Aging Gracefully?

Cher

Cher at age 67

Ah youth. That time of life before gravity makes you it’s bitch and your skin still fits. Lately, I’ve been thinking a lot about the term ‘aging gracefully’. In the past month I have been happily losing those ‘I quit smoking pounds’ thanks to a full-time job and a lot more walking. The down side of weight loss in your late 40’s, however, is that your chin starts to hang like mud flaps on either side of your jaw and your neck begins to pool just above your collar bones. It’s not a pretty picture. As Bette Davis once said, “old age is no place for sissies”. Middle age is no picnic either.

For the sake of full disclosure, I must admit that I have been getting yearly Botox injections for the past 12 years. It started as a preventative measure, foolishly trying to ward off the ravages of time before they became indelibly engrained in my face. I spent about $800 per year on Botox, which may sound like a lot, but it works out to just under $70 per month and, unlike anti-aging creams, lotions and serums that many women pay as much or more for, it actually works. This past year is the first time I have foregone my Botox injections (mostly due to financial reasons) and I find myself in an odd conundrum of sorts. Part of me is horrified when looking in the mirror and seeing the crows feet, the forehead lines and the sagging skin, while a new part of me is beginning to emerge… a braver part. This new voice is asking if maybe, just maybe its time to let go of some vanity and let nature take it’s course all over my face. I have been asking myself questions like, ‘if you are so strong, then why are you so cowardly when it comes to wrinkles?’. The reality is they’re just wrinkles and everybody gets them if you are lucky enough to live past the age of 40. Just because I feel 16 on the inside, doesn’t mean I should try to look 16 on the outside. I have done a lot of living and should be proud of the lines I have earned. But, then vanity rears its ugly head and I start craving that needle. It’s an odd seesaw to be stuck upon.

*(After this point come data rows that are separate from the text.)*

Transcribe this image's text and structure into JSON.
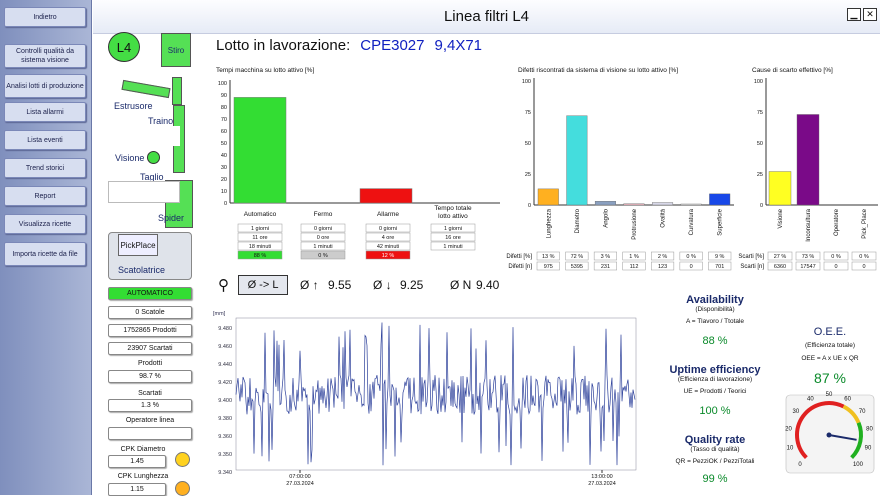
{
  "sidebar": {
    "items": [
      "Indietro",
      "Controlli qualità da sistema visione",
      "Analisi lotti di produzione",
      "Lista allarmi",
      "Lista eventi",
      "Trend storici",
      "Report",
      "Visualizza ricette",
      "Importa ricette da file"
    ]
  },
  "window": {
    "title": "Linea filtri L4",
    "minimize": "▁",
    "close": "✕"
  },
  "machine": {
    "line": "L4",
    "stiro": "Stiro",
    "estrusore": "Estrusore",
    "traino": "Traino",
    "visione": "Visione",
    "taglio": "Taglio",
    "spider": "Spider",
    "pickplace": "PickPlace",
    "scatolatrice": "Scatolatrice"
  },
  "panel": {
    "mode": "AUTOMATICO",
    "scatole": "0 Scatole",
    "prodotti": "1752865 Prodotti",
    "scartati": "23907 Scartati",
    "prodotti_lbl": "Prodotti",
    "prodotti_pct": "98.7 %",
    "scartati_lbl": "Scartati",
    "scartati_pct": "1.3 %",
    "operatore_lbl": "Operatore linea",
    "operatore": "",
    "cpk_diam_lbl": "CPK Diametro",
    "cpk_diam": "1.45",
    "cpk_lung_lbl": "CPK Lunghezza",
    "cpk_lung": "1.15"
  },
  "lot": {
    "label": "Lotto in lavorazione:",
    "code": "CPE3027",
    "size": "9,4X71"
  },
  "diam": {
    "button": "Ø -> L",
    "max_lbl": "Ø ↑",
    "max": "9.55",
    "min_lbl": "Ø ↓",
    "min": "9.25",
    "nom_lbl": "Ø N",
    "nom": "9.40"
  },
  "stats": {
    "avail": {
      "h": "Availability",
      "s1": "(Disponibilità)",
      "s2": "A = Tlavoro / Ttotale",
      "p": "88 %"
    },
    "uptime": {
      "h": "Uptime efficiency",
      "s1": "(Efficienza di lavorazione)",
      "s2": "UE = Prodotti / Teorici",
      "p": "100 %"
    },
    "quality": {
      "h": "Quality rate",
      "s1": "(Tasso di qualità)",
      "s2": "QR = PezziOK / PezziTotali",
      "p": "99 %"
    },
    "oee": {
      "h": "O.E.E.",
      "s1": "(Efficienza totale)",
      "s2": "OEE = A x UE x QR",
      "p": "87 %"
    }
  },
  "colors": {
    "green": "#33dd33",
    "red": "#ee1111",
    "cyan": "#44dddd",
    "purple": "#7a0a88",
    "yellow": "#ffff22",
    "orange": "#ffb020",
    "slate": "#8aa0c0",
    "pink": "#f4b8c4",
    "blue": "#1848e8",
    "line": "#2b3f9a"
  },
  "chart_data": [
    {
      "type": "bar",
      "title": "Tempi macchina su lotto attivo [%]",
      "categories": [
        "Automatico",
        "Fermo",
        "Allarme",
        "Tempo totale lotto attivo"
      ],
      "values": [
        88,
        0,
        12,
        null
      ],
      "ylim": [
        0,
        100
      ],
      "yticks": [
        0,
        10,
        20,
        30,
        40,
        50,
        60,
        70,
        80,
        90,
        100
      ],
      "tables": [
        [
          "1 giorni",
          "11 ore",
          "18 minuti",
          "88 %"
        ],
        [
          "0 giorni",
          "0 ore",
          "1 minuti",
          "0 %"
        ],
        [
          "0 giorni",
          "4 ore",
          "42 minuti",
          "12 %"
        ],
        [
          "1 giorni",
          "16 ore",
          "1 minuti"
        ]
      ]
    },
    {
      "type": "bar",
      "title": "Difetti riscontrati da sistema di visione su lotto attivo [%]",
      "categories": [
        "Lunghezza",
        "Diametro",
        "Angolo",
        "Protrusione",
        "Ovalità",
        "Curvatura",
        "Superficie"
      ],
      "values": [
        13,
        72,
        3,
        1,
        2,
        0,
        9
      ],
      "counts": [
        "975",
        "5395",
        "231",
        "112",
        "123",
        "0",
        "701"
      ],
      "pct": [
        "13 %",
        "72 %",
        "3 %",
        "1 %",
        "2 %",
        "0 %",
        "9 %"
      ],
      "row1": "Difetti [%]",
      "row2": "Difetti [n]",
      "ylim": [
        0,
        100
      ],
      "yticks": [
        0,
        25,
        50,
        75,
        100
      ]
    },
    {
      "type": "bar",
      "title": "Cause di scarto effettivo [%]",
      "categories": [
        "Visione",
        "Inconsultura",
        "Operatore",
        "Pick_Place"
      ],
      "values": [
        27,
        73,
        0,
        0
      ],
      "counts": [
        "6360",
        "17547",
        "0",
        "0"
      ],
      "pct": [
        "27 %",
        "73 %",
        "0 %",
        "0 %"
      ],
      "row1": "Scarti [%]",
      "row2": "Scarti [n]",
      "ylim": [
        0,
        100
      ],
      "yticks": [
        0,
        25,
        50,
        75,
        100
      ]
    },
    {
      "type": "line",
      "ylabel": "[mm]",
      "ylim": [
        9.33,
        9.48
      ],
      "yticks": [
        "9.340",
        "9.350",
        "9.360",
        "9.380",
        "9.400",
        "9.420",
        "9.440",
        "9.460",
        "9.480"
      ],
      "xticks": [
        [
          "07:00:00",
          "27.03.2024"
        ],
        [
          "13:00:00",
          "27.03.2024"
        ]
      ]
    },
    {
      "type": "gauge",
      "value": 87,
      "ticks": [
        "0",
        "10",
        "20",
        "30",
        "40",
        "50",
        "60",
        "70",
        "80",
        "90",
        "100"
      ]
    }
  ]
}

I find myself wishing for a happy medium between this,

Joan-Rivers

Joan Rivers at age 79

and this,

babyjane

Bette Davis as Baby Jane Hudson at the age of 54 (just 6 years older than I am now… eek!)

Perhaps, I am desperately seeking role models in this era of surgical enhancements that look great without all the nips and tucks. Maybe I should summon my inner strength and try to be my own role model. These are obviously quality problems that can only be found in a youth, celebrity and beauty obsessed culture. As I type this, I am realizing that there are women all over the world who are currently struggling with issues like freedom and basic human rights and it makes me feel small and petty to be worried about aging, which for those women is a luxury. I am thinking that I have fallen prey to the North American way of keeping a woman from attaining too much power… keep her insecure about her looks and distract her with the possibility of eternal youth in a jar (or needle).

Maybe the answer is to get more involved with causes that are close to my heart and move away from the mirror. So, from now forward, I will hold my head up high (with pride, and because it stretches the skin on my neck) and say goodbye to Botox and hello to more worthwhile endeavors. Maybe that’s what aging gracefully is really all about.

6 responses to “Aging Gracefully?

  1. I think you just need to repeat that resolve, to walk with your head held high, every moment you look yourself in the mirror and you should be well. Maintain the walks schedule and don’t beat yourself up for growing old.

  2. I think that the most beautiful old women are the ones who don’t go under the knife, work out, and maintain a nice hobby :)

    When you go through these pictures, you will give 1 point less to someone who looks a bit bloated because of you know what, and 1 point more to someone who has wrinkles.

  3. Age gracefully my ass! Are we supposed to quietly curl into a ball? I can’t think of anything less graceful than botox lips or Joan Rivers face. The sooner we all scream – oh hell no – and seize the day, the happier we’ll all be. Think of the rich patina on antique wood, we wouldn’t dream of stripping away the decades it took to tell its story. Holy crap, I would be dishonest if I said I didn’t pine for my beautiful young package, that said this ponderer would rather spend time travelling and living – using my 50 odd years of life experience to kick ass, now that I don’t care what anybody else thinks -than spend hundreds of dollars on face cream or latest marketers “fountain of youth”

    That’s the irony of life, and grace has diddly squat to do with it. I feel a rant coming over me so will cut this short. There is nothing more fascinating or lovely than a face that tells a story – there you find grace. There and in old hands, feet, and eyes.

    The only grace we need to worry about is the one within. Yikes :)

  4. We are apparently exactly the same age and I know what you’re talking about. I went on what I called a “beauty strike” about two years ago. When I was young, I remember working out what seemed to me to be a balance between a normal desire (at least I think it’s normal) to be perceived as attractive and the fact that I didn’t want to spend all my time, money and emotional energy on my appearance.

    However, as I started to get older, I found myself doing more and more. I also started to loose track of what I was doing because I wanted to and what I was doing because I felt external pressure to look good. I still haven’t worked out where on that continuum I want to be. If you get any ideas, let us know.